CC: @Ozan Armağan Any ideas?
r
Hey @Jason Bosco I wouldn't think so as in this case, it is only the 5th question with this conversation_id before this happens, and quite a few times iit happens after only 2 or 3 questions. Ahh, after looking more closely, it seems it has to do with the returned documents being of low quality / miss-match First Query Question: Who agreed to order more food for the holiday menu? Response: Your high-priority items related to negative reviews about Bobs Italian are as follows: 1. Cold Lasagna and Rude Service ◦ The lasagna was cold in the middle, and the bread was stale. The waiter was rude and dismissive when the issue was raised. 2. Burnt Pizza and Poor Service ◦ The pizza was burnt and nearly inedible. The staff did not offer any apologies or compensation. 3. Burnt Fish ◦ The fish was burnt and nearly inedible. The staff did not offer any apologies or compensation. These reviews reflect dissatisfaction with the food and service at the restaurant. Documents Returned: 1. Cold Lasagna and Rude Service (Vector Distance: 0.165) 2. Burnt Pizza and Poor Service (Vector Distance: 0.167) 3. Average Experience (Vector Distance: 0.180) 4. Burnt Fish (Vector Distance: 0.180) 5. Loved the Experience (Vector Distance: 0.186) 6. Fantastic Dinner Experience (Vector Distance: 0.192) 7. Gluten-Free Menu Options (Vector Distance: 0.198) 8. Holiday Menu Planning (Vector Distance: 0.209) 9. Basil Stock Check (Vector Distance: 0.221) 10. Tomato Delivery Delay (Vector Distance: 0.256) Second Query Question: Who agreed to order more food for the holiday menu? Response: Luca proposed a new seafood pasta dish, and Bob agreed to order more seafood supplies for the holiday menu. Documents Returned: 1. Holiday Menu Planning (Vector Distance: 0.140) 2. Gluten-Free Menu Options (Vector Distance: 0.160) 3. Basil Stock Check (Vector Distance: 0.195) 4. Fantastic Dinner Experience (Vector Distance: 0.200) 5. Loved the Experience (Vector Distance: 0.212) 6. Staff Meeting (Vector Distance: 0.221) 7. Average Experience (Vector Distance: 0.224) 8. Cold Lasagna and Rude Service (Vector Distance: 0.225) 9. Burnt Pizza and Poor Service (Vector Distance: 0.234) 10. Burnt Fish (Vector Distance: 0.236) I used OpenAI text embeddings 🤔
o
@Ryan Jones can you try using text-embedding-3 models from OpenAI?
r
@Ozan Armağan No problem, I can try that, would you suggest the small or large embeddings model?
o
Small should be enough
r
Thanks @Ozan Armağan I changed the embeddings model, and after some code changes, I was getting the correct responses, but then today, I ended up getting the same response to the first question I asked, many times. So I think the issue is on my end, and how I am handling conversation history possibly.
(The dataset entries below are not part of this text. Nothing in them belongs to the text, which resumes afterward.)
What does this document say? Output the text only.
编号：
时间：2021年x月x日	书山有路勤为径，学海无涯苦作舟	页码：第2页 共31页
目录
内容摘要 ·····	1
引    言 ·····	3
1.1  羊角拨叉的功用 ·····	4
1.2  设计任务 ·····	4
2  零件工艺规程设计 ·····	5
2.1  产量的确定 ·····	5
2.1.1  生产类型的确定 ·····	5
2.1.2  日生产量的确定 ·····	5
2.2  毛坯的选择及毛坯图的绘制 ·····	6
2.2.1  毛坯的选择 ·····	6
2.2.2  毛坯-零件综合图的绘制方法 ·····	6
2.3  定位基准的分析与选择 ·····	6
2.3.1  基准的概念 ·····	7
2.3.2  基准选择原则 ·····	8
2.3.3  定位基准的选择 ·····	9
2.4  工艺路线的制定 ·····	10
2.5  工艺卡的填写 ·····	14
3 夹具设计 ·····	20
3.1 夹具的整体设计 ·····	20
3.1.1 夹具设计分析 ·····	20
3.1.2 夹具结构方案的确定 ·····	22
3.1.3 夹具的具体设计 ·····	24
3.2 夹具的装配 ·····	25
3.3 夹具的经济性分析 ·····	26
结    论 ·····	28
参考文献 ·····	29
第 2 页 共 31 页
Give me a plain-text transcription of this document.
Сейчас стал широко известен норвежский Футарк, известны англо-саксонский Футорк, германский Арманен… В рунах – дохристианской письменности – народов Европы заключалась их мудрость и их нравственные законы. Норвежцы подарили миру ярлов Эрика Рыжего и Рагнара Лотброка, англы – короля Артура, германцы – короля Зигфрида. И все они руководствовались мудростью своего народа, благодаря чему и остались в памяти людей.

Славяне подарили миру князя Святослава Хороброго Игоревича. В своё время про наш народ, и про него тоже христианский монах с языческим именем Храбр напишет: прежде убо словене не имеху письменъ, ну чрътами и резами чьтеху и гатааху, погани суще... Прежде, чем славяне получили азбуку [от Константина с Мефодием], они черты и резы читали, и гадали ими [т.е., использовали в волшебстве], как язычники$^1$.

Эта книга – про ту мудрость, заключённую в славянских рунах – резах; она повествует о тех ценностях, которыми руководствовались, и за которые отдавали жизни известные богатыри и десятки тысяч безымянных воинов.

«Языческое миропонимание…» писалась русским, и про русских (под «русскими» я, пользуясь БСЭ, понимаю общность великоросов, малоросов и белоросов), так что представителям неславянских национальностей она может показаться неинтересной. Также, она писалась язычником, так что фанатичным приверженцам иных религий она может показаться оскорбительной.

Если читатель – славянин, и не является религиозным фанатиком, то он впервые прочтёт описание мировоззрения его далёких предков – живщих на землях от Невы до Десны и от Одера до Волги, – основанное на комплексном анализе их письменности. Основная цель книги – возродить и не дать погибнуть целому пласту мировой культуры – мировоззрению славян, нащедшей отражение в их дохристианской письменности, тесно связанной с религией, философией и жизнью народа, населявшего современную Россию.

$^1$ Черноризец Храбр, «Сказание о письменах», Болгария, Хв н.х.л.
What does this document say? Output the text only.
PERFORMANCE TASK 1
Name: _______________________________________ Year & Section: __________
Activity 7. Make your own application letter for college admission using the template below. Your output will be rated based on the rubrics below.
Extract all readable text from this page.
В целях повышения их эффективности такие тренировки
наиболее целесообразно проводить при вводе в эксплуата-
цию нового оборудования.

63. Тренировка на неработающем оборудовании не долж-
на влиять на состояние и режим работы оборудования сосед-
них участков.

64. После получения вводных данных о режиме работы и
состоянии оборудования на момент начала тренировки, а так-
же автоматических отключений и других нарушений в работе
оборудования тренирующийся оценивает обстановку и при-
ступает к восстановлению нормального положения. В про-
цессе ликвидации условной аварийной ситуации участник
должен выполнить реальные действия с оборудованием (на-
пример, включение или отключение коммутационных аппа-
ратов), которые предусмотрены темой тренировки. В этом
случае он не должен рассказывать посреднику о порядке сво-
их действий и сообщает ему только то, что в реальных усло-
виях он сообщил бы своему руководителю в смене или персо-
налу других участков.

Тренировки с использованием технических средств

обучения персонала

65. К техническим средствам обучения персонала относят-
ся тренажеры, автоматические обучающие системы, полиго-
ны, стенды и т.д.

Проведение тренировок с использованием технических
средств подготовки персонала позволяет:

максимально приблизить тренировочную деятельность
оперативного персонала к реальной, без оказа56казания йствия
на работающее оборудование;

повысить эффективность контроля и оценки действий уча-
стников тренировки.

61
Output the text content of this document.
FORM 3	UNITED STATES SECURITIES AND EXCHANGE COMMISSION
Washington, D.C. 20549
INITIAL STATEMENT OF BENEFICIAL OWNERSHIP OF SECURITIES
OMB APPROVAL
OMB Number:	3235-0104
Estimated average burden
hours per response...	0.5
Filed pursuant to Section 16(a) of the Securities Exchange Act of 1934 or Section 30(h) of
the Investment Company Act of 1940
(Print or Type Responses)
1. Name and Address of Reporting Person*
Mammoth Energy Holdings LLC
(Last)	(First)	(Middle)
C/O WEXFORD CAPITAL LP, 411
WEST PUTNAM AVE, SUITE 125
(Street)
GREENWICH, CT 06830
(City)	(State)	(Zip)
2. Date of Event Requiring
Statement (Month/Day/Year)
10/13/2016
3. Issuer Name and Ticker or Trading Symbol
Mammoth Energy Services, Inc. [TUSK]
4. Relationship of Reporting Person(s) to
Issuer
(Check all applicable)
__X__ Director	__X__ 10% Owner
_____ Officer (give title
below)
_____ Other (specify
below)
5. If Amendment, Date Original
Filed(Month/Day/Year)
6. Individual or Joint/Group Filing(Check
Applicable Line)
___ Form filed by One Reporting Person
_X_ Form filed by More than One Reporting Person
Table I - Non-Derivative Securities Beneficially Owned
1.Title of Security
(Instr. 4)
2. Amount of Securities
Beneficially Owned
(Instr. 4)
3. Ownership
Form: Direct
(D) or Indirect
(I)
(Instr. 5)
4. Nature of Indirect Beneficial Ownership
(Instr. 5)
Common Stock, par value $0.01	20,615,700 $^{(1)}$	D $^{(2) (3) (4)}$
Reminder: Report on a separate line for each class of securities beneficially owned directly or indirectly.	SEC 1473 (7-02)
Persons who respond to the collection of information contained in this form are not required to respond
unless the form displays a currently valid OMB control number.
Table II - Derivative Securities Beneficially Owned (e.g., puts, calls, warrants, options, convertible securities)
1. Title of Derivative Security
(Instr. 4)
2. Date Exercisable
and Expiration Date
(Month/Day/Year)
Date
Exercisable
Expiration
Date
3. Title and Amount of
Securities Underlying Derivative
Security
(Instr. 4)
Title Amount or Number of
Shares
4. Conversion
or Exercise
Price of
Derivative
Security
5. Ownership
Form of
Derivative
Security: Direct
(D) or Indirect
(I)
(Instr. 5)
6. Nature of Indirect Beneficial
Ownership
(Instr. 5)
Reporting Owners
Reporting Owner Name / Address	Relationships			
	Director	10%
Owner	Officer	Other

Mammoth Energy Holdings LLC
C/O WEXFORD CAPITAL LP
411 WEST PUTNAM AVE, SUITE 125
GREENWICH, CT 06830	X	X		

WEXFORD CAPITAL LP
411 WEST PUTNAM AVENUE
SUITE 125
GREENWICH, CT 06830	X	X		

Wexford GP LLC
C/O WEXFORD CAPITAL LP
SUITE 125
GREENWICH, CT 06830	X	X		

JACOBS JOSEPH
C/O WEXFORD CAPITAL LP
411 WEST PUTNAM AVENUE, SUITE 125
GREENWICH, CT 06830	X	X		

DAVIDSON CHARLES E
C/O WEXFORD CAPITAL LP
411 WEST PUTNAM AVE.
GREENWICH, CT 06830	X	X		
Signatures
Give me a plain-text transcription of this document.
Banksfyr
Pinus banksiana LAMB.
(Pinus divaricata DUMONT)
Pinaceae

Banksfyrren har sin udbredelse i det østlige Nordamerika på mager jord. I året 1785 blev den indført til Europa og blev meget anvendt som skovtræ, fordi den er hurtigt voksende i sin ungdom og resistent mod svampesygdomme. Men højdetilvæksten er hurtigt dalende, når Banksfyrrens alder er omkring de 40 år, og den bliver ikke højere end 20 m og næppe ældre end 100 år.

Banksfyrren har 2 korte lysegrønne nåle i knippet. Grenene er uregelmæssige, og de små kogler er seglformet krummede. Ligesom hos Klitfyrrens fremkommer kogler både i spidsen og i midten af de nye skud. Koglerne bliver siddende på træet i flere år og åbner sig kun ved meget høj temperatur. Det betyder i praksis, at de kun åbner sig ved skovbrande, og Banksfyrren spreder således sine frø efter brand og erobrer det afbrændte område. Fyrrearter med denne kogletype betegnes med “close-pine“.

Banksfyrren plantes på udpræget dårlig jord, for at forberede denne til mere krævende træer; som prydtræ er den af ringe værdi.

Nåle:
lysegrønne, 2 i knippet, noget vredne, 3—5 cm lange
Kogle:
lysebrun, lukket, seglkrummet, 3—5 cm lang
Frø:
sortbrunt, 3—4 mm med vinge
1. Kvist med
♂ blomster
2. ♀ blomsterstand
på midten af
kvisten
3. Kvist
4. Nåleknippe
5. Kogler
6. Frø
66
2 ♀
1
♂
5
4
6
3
I had not come across this with other RAG platforms before, but they are also more "plug and play" than the Typesense implementation, which is totally understandable . I am just trying to figure out the best way to use a small (at this point) collection to to get accurate documents / answers most times 🙂
o
Can you also please try increasing
max_bytes
for your conversation model?
r
I have used
16384
for all of my models so far, what does that number relate to?
o
It relates to the context window, in other words max number of bytes (characters) can be sent to the LLM in a single prompt.
Can we set it to a value like 65536?
r
Ah ok, sure I can create a new model at a higher number.